Miriam Leitão, do jornal O Globo, afirmou no debate que a classe média brasileira tomou um susto quando a lei das cotas entrou em discussão, pois achou que a ação iria dificultar a entrada dos seus filhos nas universidades. Os jornais então refletiram esse pânico em suas matérias, totalmente desfavoráveis à medida. A jornalista se disse favorável às cotas, pois acredita que são uma ação contra a desigualdade social.

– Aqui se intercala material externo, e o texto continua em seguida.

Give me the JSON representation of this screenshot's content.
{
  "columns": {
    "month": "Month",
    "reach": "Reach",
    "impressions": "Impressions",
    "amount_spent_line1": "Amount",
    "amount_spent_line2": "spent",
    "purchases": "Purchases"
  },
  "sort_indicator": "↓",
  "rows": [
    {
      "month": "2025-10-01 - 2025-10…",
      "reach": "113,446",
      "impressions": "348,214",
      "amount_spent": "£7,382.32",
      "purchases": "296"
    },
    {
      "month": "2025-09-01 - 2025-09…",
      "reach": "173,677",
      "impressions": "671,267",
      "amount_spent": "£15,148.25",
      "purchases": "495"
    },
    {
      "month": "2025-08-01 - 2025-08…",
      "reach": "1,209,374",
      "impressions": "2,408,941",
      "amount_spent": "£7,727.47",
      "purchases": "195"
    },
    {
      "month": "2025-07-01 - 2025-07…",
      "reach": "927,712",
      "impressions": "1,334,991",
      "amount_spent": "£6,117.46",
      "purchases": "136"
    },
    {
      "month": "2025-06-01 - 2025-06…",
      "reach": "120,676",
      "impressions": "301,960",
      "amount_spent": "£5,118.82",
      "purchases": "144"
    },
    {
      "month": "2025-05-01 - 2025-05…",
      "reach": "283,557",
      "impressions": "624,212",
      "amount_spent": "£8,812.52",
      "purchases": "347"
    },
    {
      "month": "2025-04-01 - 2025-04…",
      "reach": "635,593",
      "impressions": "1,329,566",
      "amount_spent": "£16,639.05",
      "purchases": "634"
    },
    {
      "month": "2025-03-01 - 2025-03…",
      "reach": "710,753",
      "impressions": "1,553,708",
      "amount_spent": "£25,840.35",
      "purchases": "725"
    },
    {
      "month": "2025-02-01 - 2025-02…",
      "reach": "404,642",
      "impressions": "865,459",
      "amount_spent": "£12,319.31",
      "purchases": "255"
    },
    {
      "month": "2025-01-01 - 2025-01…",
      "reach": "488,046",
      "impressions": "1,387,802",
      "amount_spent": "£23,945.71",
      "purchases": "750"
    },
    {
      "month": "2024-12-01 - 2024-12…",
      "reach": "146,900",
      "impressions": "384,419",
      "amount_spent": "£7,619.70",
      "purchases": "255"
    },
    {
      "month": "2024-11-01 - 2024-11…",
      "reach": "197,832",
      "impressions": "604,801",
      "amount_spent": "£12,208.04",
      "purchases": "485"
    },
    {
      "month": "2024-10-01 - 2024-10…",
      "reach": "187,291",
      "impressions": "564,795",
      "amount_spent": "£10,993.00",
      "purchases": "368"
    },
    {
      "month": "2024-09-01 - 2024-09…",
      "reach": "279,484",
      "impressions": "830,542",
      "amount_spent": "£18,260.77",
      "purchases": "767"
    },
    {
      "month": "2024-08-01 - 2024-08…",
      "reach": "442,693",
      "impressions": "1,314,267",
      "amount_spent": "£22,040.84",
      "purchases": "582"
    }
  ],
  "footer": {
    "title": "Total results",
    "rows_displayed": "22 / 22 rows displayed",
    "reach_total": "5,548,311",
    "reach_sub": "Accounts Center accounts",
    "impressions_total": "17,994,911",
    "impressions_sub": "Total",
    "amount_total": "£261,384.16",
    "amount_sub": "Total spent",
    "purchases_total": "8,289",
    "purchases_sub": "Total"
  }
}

A exclusão dos negros e pardos dos meios de comunicação brasileiros ganhou foco no debate. Dificilmente se encontram pessoas que não sejam brancas em capas de revistas, protagonizando novelas ou na apresentação de programas televisivos. A TV Record, pertencente à Igreja Universal do Reino de Deus (IURD), exibe em seu programa Fala que Eu Te Escuto, pequenas montagens condenando as religiões de origem africana, relacionando-as com o demônio e mostrando que a salvação está na IURD. A sociedade brasileira é desigual e a mídia é o seu reflexo. Na atualidade, a novela da Rede Globo Viver a Vida tem uma protagonista negra, a atriz Taís Araújo, e a revista Cláudia começou uma campanha para diversificar suas capas e abordagens, incluindo o público negro na pauta, fatos que simbolizam pequenos passos num longo caminho para a igualdade racial nos veículos de comunicação.
Ao final do debate, foi opinião predominante entre os presentes que a mídia conseguirá atuar em favor de ações por igualdade racial quando houver a democratização dos meios de comunicação, hoje monopolizados por empresas favoráveis à permanência da desigualdade.